Я сидел в комнате и полировал свой любимый нож в форме малайского криса, когда вошёл Санька Немтой, держа большущую крысу в руках.

Собственно, Санька немым не был, он был почти совсем глухой. Лет в десять он сильно простудился, что-то случилось с отцом, он испугался. И оглох. Говорил он с трудом, по памяти. Вот его и звали Санька Немтой. Именно немтой, потому что немой означает – не мой, чужой. А он свой, только немтой.

Я был единственным в бараке, кто не смеялся над ним, поэтому Санька часто ко мне заходил. Поговорить. Правда, иногда смеяться над ним было опасно: он мог озвереть, и тогда становился страшен: при ста с лишним килограммах он состоял только из мышц и костей. Со мной у него была дружба.

А крыса была его личным врагом: она прогрызла его чемодан в кладовке и изуродовала его любимую книжку сказок кавказских народов. Шикарная такая книга, подарок. И вот он её поймал. Санька держал крысу за шею и задние лапы, растянув, как тетиву. “О, - сказал он, омал, уву обагу”.Санька дал мне насладиться своим триумфом и предложил: “Угай, д-д,авай ххиаином и па-па озом”. Я согласился, от крыс не было спасения. Керосин был, взяли тряпку, дратву, мой нож, пошли в коридор, подошли к крысиной дыре в углу около умывальника, присели. Я обмотал крысу дратвой, привязал тряпку, облил керосином и поджёг.

Что можно сжечь деревянный барак, мы как-то не подумали. Это уже потом, после “разбора полётов”. А тут получилось всё не так.
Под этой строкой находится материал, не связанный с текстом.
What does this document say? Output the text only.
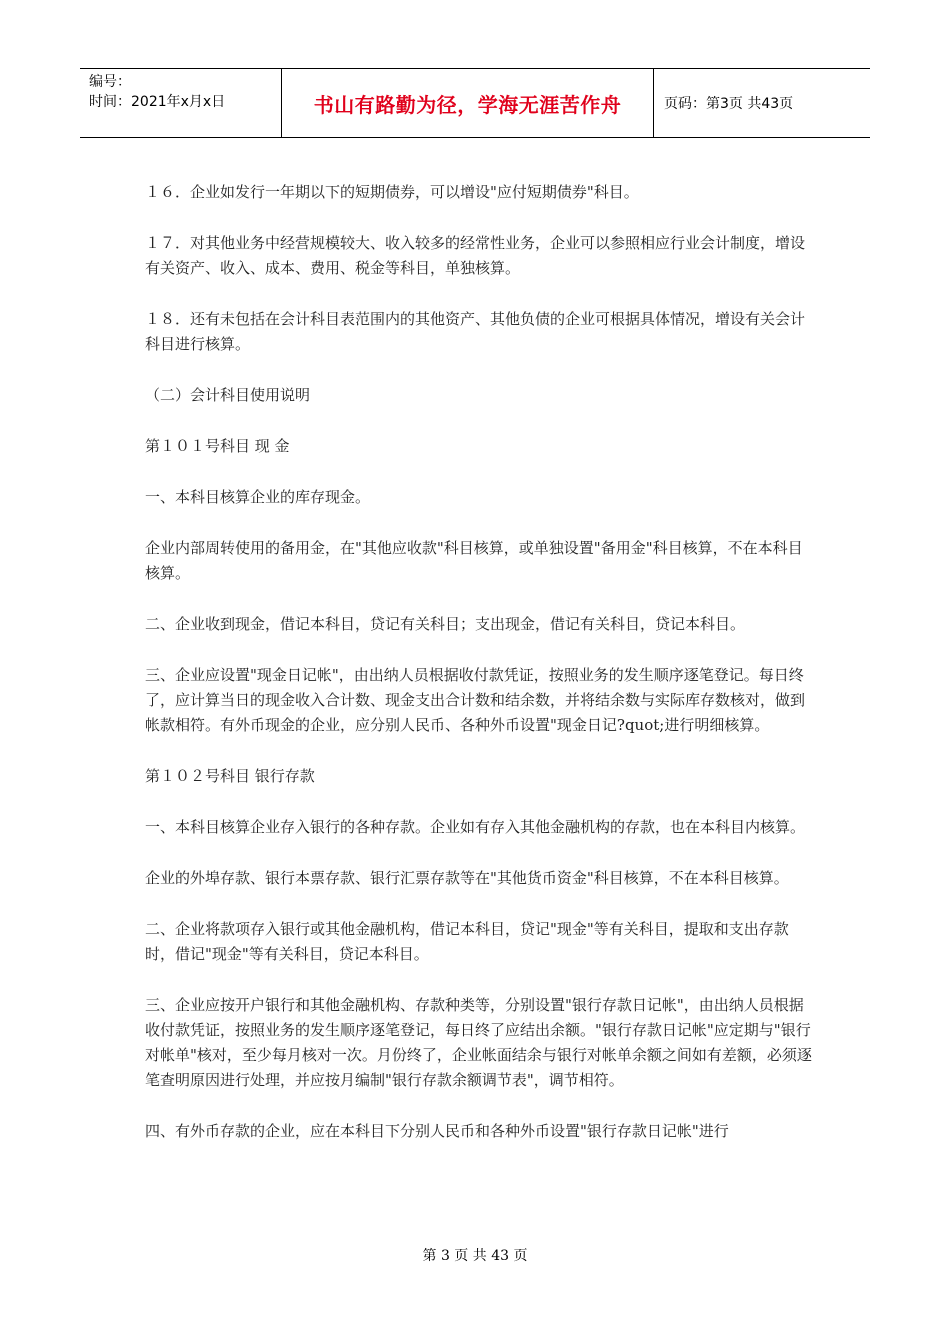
编号：
时间：2021年x月x日	书山有路勤为径，学海无涯苦作舟	页码：第3页 共43页

１６．企业如发行一年期以下的短期债券，可以增设"应付短期债券"科目。

１７．对其他业务中经营规模较大、收入较多的经常性业务，企业可以参照相应行业会计制度，增设有关资产、收入、成本、费用、税金等科目，单独核算。

１８．还有未包括在会计科目表范围内的其他资产、其他负债的企业可根据具体情况，增设有关会计科目进行核算。

（二）会计科目使用说明

第１０１号科目 现 金

一、本科目核算企业的库存现金。

企业内部周转使用的备用金，在"其他应收款"科目核算，或单独设置"备用金"科目核算，不在本科目核算。

二、企业收到现金，借记本科目，贷记有关科目；支出现金，借记有关科目，贷记本科目。

三、企业应设置"现金日记帐"，由出纳人员根据收付款凭证，按照业务的发生顺序逐笔登记。每日终了，应计算当日的现金收入合计数、现金支出合计数和结余数，并将结余数与实际库存数核对，做到帐款相符。有外币现金的企业，应分别人民币、各种外币设置"现金日记?quot;进行明细核算。

第１０２号科目 银行存款

一、本科目核算企业存入银行的各种存款。企业如有存入其他金融机构的存款，也在本科目内核算。

企业的外埠存款、银行本票存款、银行汇票存款等在"其他货币资金"科目核算，不在本科目核算。

二、企业将款项存入银行或其他金融机构，借记本科目，贷记"现金"等有关科目，提取和支出存款时，借记"现金"等有关科目，贷记本科目。

三、企业应按开户银行和其他金融机构、存款种类等，分别设置"银行存款日记帐"，由出纳人员根据收付款凭证，按照业务的发生顺序逐笔登记，每日终了应结出余额。"银行存款日记帐"应定期与"银行对帐单"核对，至少每月核对一次。月份终了，企业帐面结余与银行对帐单余额之间如有差额，必须逐笔查明原因进行处理，并应按月编制"银行存款余额调节表"，调节相符。

四、有外币存款的企业，应在本科目下分别人民币和各种外币设置"银行存款日记帐"进行

第 3 页 共 43 页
Когда тряпка загорелась, Санька стал совать крысу головой в дырку и отпустил её голову. И эта зараза, вместо того, чтобы нырять под пол и поджигать барак, извернулась и нырнула Саньке в трусы. Может, она нырнула бы в мои, но на мне были плавки, а на Саньке – “семейные”, как их теперь называют, трусы. И там она вцепилась зубами в Санькин член.

Санька заорал, вскочил, попятился, пытаясь одновременно вытащить крысу и погасить огонь. Зацепился за ножку умывальника, упал на пол, ударился головой об бутылку с керосином и вырубился.

А мне, признаться, сначала стало смешно, дуболому. Потом схватил с пола свой нож и воткнул в крысу. Она вякнула и сдохла. Я отцепил крысу и услышал женский вопль:” Убили, убили!” Это дежурная, Машка-дура, пошла посмотреть, кто орёт, а тут я с окровавленным ножом над лежащим Санькой. Народ, само-собой, из комнат выскочил. Погнал их за врачом, а они, кретины, узнав, что произошло, устроили коллективное ржанье. Смешно им.

Пока врач пришёл, Санька очухался, я “обезвредил” Санькину рану своей мочой, перевязал куском простыни. Врач поставил Саньке скобки на голову и попытался снять с Саньки трусы. Санька воспротивился: “Свои снимай, у тебя свой есть, вот и смотри“.

Сначала я не врубился, что Санька отвечает на вопросы врача. Обычно надо было орать или жестикулировать. Санька тоже понял не сразу. Когда врач ушёл, он сказал: “Фуффай, я фыффу” – Я не понял: “Чего ты слышишь?“ – “Ффё, - сказал Санька, - вуыгу фыфу.“ Действительно, в соседней комнате играло радио. У Саньки было испуганное лицо. “Ой, фё вузе, фё вузе?”, повторял он.

На следующий день Санька пошёл в медпункт, где ему сказали, что слух у него хороший, теперь надо учиться говорить. Я пытался учить его, ничего не вышло. Сейчас я понимаю, что и не должно было.

Через некоторое время к нему приехал отец и увёз его с собой. “К разговорному доктору,” – объяснил он.

Надеюсь, что Санька Немтой превратился в Саньку Чистякова.